A surprising result of Berglund and Madsen says that for d>2 and as g -> infinity the rational cohomology of BhAut( (S^d x S^d)^{#g} ) is a free graded commutative algebra on classes indexed by the cohomology of Out(F_n). Using joint work in progress with Shaul Barkan, I will explain how to arrive at these classes from a categorical perspective. This in particular yields integral refinements in BhAut(M) for any oriented Poincaré duality space M.

We use that C^*(M) is a (twisted) E-infinity-Frobenius algebra: it has both an E-infinity-algebra structure and a "trace" [M]: C^*(M) --> Z[n], which together exhibit a (shifted) self-duality of C^*(M). Via the theory of cyclic and modular infinity-operads we show that the graph bordism category (as studied by Galatius) contains the universal example of an E-infinity-Frobenius algebra. The mapping spaces of this category contain a copy BOut(F_n) and so this space yields universal operations associated to any family of Poincaré duality spaces.

Adela Zhang: An equivariant Adams spectral sequence for tmf(2)

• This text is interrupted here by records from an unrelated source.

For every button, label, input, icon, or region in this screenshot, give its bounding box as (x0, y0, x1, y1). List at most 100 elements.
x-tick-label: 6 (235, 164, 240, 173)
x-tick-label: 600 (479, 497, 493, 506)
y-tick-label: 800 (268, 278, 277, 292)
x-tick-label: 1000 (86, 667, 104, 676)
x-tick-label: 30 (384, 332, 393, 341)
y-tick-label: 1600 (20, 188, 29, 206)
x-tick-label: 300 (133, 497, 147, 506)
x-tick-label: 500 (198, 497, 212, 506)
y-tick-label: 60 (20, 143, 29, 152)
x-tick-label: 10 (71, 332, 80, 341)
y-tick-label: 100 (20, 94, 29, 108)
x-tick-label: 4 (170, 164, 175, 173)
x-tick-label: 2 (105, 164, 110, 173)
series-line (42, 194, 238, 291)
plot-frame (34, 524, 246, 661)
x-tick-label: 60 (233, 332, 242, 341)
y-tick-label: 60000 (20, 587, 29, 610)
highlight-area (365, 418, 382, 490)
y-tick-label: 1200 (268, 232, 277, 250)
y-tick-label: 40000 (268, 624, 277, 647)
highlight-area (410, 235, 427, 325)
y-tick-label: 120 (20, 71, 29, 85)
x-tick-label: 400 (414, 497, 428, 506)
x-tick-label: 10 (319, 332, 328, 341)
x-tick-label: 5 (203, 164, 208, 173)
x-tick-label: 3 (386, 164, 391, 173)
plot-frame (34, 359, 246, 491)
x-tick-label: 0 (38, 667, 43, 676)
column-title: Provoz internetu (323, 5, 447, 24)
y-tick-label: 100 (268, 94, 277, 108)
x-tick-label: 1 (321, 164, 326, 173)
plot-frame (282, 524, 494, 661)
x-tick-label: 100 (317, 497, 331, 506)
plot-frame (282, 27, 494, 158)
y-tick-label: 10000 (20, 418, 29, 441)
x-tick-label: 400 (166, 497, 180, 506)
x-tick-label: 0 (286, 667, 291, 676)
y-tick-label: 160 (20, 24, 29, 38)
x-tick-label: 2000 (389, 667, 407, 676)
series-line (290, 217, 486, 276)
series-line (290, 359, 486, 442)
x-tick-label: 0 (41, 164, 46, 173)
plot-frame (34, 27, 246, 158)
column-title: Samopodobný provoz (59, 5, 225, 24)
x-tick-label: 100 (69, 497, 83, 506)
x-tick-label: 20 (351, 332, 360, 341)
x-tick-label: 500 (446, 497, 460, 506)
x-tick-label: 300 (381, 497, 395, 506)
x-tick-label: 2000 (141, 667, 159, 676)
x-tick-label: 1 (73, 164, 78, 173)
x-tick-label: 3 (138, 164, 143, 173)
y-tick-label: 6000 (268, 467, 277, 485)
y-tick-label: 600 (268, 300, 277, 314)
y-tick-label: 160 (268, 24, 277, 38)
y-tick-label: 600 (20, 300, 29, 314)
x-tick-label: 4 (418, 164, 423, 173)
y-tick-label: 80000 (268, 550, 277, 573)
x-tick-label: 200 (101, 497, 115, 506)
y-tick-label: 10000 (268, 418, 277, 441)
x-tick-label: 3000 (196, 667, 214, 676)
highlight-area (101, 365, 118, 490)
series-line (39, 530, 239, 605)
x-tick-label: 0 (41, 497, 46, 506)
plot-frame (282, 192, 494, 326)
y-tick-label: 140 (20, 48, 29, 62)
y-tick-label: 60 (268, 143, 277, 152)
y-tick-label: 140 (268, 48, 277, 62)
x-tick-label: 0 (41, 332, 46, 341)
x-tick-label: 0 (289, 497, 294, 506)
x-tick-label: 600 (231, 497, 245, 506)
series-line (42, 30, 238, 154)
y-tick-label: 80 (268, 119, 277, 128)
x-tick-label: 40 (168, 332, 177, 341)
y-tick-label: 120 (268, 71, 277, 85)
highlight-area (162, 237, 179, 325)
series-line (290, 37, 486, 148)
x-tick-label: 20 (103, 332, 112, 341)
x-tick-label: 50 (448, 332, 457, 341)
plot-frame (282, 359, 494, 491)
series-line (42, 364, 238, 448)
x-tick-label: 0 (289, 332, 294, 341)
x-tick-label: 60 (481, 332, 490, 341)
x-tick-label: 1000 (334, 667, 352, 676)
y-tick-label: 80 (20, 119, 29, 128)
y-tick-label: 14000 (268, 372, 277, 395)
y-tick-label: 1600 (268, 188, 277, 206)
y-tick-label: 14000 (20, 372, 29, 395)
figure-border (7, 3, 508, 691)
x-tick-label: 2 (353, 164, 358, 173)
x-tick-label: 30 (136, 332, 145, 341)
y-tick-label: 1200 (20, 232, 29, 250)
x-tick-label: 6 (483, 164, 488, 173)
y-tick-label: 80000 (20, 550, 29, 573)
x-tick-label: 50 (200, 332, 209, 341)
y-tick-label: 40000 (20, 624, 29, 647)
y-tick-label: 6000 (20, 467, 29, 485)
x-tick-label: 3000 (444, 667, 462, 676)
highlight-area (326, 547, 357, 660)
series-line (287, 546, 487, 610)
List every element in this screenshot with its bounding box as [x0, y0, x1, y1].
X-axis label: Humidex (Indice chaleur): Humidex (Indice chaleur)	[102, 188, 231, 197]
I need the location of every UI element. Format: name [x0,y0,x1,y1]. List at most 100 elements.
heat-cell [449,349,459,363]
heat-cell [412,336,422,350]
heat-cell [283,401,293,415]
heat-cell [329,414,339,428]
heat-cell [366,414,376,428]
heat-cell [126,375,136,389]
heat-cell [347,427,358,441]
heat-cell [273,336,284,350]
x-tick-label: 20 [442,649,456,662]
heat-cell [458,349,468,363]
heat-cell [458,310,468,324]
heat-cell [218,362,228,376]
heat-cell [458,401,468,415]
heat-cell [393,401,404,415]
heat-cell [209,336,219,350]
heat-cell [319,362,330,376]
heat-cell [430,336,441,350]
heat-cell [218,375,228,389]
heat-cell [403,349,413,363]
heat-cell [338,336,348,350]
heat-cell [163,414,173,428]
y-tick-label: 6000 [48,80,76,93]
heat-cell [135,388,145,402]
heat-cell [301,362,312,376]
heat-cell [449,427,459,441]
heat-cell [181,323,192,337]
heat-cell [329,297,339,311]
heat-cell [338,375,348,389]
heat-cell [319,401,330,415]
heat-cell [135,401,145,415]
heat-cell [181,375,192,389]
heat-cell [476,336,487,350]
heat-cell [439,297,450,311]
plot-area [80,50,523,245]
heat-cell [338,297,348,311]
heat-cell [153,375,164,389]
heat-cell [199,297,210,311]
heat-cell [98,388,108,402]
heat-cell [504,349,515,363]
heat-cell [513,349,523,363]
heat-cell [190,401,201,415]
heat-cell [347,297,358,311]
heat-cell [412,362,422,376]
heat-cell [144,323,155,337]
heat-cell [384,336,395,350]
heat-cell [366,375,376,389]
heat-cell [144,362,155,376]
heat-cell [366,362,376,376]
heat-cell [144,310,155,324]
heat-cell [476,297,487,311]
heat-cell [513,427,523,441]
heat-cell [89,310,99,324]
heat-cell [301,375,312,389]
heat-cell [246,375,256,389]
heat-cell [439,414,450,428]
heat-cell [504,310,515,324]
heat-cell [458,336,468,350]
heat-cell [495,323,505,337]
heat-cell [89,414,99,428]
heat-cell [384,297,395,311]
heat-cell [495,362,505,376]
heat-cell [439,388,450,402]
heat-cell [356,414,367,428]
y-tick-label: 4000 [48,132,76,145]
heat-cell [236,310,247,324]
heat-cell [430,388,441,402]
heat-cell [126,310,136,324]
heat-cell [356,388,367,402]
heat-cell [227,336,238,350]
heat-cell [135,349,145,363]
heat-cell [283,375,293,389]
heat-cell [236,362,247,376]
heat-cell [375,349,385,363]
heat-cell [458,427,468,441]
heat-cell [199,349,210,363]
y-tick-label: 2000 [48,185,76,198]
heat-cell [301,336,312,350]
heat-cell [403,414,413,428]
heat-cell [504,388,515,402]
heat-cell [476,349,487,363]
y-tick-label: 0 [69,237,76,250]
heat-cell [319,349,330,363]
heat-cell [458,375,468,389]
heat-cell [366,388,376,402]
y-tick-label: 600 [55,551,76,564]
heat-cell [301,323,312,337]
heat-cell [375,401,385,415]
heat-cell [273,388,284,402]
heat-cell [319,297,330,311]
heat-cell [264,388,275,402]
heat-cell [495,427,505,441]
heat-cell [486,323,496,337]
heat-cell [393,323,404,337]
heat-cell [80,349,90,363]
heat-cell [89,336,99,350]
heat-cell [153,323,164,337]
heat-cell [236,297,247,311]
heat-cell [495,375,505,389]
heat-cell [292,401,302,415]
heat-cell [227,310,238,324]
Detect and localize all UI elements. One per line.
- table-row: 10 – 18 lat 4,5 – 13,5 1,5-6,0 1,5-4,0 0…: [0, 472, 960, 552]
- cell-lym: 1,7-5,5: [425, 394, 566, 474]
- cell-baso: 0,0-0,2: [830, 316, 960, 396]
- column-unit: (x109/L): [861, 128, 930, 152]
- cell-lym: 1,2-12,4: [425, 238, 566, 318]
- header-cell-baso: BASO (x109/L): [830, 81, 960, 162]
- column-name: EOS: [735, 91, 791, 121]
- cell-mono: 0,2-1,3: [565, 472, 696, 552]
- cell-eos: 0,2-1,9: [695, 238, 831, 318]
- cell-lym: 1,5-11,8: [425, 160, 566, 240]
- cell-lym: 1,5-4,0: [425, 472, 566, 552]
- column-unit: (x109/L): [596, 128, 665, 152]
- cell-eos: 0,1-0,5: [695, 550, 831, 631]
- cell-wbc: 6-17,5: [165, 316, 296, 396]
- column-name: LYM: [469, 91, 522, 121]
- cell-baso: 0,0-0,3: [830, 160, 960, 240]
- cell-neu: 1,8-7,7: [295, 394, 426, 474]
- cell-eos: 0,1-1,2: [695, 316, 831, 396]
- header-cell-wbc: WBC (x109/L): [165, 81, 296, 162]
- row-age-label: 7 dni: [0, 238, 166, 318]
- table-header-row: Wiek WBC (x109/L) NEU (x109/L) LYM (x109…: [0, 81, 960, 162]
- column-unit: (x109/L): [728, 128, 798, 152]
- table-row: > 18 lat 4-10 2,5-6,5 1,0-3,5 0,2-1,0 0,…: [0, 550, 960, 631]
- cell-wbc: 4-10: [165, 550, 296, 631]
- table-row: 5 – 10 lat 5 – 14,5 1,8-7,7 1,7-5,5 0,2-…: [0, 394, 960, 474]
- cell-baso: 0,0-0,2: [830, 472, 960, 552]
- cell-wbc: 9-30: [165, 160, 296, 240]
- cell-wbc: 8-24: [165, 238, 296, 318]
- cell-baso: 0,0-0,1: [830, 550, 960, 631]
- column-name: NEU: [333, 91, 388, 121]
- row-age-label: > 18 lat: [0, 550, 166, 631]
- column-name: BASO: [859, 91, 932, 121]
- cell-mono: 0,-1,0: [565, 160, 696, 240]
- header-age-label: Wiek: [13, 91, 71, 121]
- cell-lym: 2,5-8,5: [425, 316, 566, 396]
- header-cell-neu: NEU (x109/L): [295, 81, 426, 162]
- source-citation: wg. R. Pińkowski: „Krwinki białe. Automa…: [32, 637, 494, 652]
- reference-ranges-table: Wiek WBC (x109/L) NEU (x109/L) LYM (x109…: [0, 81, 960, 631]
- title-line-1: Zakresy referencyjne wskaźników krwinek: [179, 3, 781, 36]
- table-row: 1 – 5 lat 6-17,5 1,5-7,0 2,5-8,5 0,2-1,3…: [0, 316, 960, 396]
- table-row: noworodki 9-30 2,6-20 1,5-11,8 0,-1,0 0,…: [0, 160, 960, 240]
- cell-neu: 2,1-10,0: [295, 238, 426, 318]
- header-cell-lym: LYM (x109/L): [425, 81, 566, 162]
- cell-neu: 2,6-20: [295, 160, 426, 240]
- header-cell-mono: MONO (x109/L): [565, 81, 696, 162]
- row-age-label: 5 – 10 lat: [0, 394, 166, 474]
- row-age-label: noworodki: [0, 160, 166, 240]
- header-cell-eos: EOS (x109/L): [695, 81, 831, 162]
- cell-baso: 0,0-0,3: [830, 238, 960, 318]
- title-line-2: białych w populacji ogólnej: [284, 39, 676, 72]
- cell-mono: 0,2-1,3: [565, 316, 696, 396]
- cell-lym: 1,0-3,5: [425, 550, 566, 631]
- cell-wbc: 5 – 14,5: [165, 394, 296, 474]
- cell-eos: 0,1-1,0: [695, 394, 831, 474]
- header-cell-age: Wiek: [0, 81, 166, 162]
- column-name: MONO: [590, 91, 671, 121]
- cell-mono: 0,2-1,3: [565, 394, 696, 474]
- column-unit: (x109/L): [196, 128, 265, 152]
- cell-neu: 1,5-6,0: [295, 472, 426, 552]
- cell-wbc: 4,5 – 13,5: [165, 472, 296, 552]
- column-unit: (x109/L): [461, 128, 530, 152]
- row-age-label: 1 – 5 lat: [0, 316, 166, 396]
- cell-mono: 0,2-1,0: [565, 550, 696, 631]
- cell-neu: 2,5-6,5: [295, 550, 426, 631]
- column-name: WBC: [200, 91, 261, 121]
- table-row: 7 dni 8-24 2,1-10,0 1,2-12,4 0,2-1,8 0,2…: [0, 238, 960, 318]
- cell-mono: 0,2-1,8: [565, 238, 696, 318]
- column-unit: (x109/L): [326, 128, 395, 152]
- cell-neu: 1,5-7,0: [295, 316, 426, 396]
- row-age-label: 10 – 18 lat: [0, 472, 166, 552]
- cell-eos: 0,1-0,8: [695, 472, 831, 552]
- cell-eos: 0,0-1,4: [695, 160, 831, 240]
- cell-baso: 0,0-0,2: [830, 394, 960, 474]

In this talk, I will explain how to compute the C_3-equivariant relative Adams spectral sequence for the Borelification of tmf(2). This yields an entirely algebraic computation of the 3-local homotopy groups of tmf. The final answer is well-known of course — the novelty here is that the rASS is completely determined by its E_1-page as a cochain complex of Mackey functors. Explicitly, the input consists of the Hopf algebroid structure on \underline{\mathbb{F}}_3\otimes_{\mathrm{tmf}(2)}\underline{\mathbb{F}}_3 modulo transfer, which is deduced from the structure maps on the equivariant dual Steenrod algebra, as well as the knowledge of \pi_*(tmf(2)) along with the C_3-action. Then we construct a bifiltration on tmf(2) and use synthetic arguments to deduce the Adams differentials from the associated square of spectral sequences. The rASS degenerates on E_{12} for tridegree reasons and stabilizes to a periodic pattern that essentially lies within a band of slope 1/4. This is joint work with Jeremy Hahn, Andrew Senger, and Foling Zou.